ときどき、視力が低下しているのにメガネをかけず、

毎年のように学校検診の視力検査で異常を指摘され来院される方がいらっしゃいます。


さらに多くの場合、それらの子供さんは年々近視は進行しており、


ますます学校は困ってきているはずです。


「もうそろそろメガネが必要と思いますよ」

と言っても、


「僕は学校では黒板の文字は見えているもん」


と言って拒否されます。


嫌がる子供にメガネをかけさせる方法はこちら



保護者の方も、不自由のないのだったらと子供のことを信用してメガネを作る気にならないようです。



なかなかメガネを作ってくれない理由には、


自分がメガネをかけ始めてから急に近視が進行したから、


『メガネをかけ始めると近視が進行する』


と信じているからだと思います。


「自分と同じことを子供にさせたくない」

という気持ちがあるのでしょう。



しかし、実はこれは迷信で,


最近の研究から、近視があれば早いうちにメガネをかけて近視を矯正してあげた方が近視は進行しにくいとことが実証されているのです。



さらに、メガネを処方するときに


「弱い目でお願いします」


と言われることがありますが、


完全に近視を矯正したメガネに比べ、弱い目に合わせたメガネのほうが0.15D近視が進行したことが報告されています(メガネの1段階は0.25D)。

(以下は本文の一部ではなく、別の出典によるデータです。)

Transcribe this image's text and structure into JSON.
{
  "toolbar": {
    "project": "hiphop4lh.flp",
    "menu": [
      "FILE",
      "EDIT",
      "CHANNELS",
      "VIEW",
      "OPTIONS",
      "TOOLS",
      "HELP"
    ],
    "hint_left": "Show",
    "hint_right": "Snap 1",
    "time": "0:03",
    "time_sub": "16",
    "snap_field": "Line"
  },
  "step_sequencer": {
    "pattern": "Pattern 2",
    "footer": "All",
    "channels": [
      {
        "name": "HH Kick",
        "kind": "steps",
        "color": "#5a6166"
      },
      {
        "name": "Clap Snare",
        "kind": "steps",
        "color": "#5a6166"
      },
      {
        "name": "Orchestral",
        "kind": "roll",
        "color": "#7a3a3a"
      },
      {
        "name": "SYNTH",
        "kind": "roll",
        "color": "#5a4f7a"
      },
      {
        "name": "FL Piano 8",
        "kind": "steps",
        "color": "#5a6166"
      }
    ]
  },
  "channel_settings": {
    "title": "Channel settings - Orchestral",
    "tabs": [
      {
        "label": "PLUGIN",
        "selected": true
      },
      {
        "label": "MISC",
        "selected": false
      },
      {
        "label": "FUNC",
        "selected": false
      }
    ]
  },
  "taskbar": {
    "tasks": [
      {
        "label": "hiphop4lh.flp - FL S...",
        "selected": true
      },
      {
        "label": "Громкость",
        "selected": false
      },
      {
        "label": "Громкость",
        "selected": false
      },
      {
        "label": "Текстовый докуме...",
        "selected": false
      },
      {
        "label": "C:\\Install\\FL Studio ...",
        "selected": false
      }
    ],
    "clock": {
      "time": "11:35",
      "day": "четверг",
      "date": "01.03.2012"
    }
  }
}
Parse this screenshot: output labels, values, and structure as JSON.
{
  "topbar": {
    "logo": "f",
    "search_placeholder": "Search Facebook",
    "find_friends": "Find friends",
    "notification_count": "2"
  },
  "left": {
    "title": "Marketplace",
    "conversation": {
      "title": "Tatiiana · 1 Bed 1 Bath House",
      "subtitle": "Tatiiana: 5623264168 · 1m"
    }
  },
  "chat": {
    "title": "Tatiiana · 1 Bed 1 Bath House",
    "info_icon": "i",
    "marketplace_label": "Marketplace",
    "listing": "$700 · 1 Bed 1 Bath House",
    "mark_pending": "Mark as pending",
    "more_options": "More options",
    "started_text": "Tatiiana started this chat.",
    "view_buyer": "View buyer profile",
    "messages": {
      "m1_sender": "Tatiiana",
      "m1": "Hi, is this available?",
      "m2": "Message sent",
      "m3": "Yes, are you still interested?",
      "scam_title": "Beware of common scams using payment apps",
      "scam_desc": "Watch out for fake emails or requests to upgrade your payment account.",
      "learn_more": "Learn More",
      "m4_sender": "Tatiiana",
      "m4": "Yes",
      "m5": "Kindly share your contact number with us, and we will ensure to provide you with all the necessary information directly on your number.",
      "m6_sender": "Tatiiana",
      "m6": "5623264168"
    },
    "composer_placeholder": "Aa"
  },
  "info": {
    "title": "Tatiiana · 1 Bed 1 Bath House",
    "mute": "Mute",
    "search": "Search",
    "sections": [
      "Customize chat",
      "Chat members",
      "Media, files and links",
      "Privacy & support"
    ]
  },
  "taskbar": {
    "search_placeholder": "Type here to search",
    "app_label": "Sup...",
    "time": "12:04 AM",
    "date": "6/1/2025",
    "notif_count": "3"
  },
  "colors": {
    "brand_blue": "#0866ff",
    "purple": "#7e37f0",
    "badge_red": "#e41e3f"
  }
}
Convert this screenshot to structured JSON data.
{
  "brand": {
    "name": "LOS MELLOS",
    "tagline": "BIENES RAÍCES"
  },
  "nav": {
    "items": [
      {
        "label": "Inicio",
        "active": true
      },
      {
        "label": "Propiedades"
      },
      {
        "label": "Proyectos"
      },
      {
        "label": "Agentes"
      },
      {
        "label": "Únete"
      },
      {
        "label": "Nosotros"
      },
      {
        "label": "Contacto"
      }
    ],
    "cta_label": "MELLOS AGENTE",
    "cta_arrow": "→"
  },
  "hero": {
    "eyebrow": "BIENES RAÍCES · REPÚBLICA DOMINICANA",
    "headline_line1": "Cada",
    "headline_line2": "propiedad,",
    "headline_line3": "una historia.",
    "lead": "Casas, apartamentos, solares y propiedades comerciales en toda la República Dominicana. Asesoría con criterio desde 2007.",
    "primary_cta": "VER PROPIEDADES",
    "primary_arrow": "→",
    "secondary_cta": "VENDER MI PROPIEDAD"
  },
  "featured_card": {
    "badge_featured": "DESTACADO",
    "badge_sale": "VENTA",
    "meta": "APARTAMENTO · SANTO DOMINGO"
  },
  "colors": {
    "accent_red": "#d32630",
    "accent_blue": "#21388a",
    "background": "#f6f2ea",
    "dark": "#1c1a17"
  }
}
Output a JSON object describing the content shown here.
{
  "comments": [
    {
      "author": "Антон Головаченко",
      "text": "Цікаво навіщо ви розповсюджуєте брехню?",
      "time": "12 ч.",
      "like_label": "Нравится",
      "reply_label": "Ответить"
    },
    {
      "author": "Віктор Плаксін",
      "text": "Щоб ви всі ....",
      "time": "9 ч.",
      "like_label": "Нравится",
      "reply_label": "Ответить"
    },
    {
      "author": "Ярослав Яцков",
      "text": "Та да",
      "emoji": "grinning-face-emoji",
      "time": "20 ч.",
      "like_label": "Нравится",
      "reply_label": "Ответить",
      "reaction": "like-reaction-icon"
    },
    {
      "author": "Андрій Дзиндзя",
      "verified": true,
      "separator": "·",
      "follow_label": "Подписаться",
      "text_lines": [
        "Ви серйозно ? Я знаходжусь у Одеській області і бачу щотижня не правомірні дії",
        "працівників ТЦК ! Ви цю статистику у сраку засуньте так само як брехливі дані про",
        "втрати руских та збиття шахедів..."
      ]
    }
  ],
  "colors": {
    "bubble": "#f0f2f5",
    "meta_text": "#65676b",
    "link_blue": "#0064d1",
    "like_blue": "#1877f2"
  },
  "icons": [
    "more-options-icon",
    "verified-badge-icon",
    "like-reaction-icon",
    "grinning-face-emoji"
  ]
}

0.1や0.2で黒板の字が見えていると言っているのは、ずっと見えていない生活に慣れてしまって不自由がなくなってしまったからで、

メガネをかけ始めてから目が悪くなったと思っているのは、

遺伝的な要因では、近視の遺伝子が目覚めるとしばらくその親の近視まで進行し続けるために、

まるでメガネをかけたことが近視の進行した原因と勘違いしているものと思います。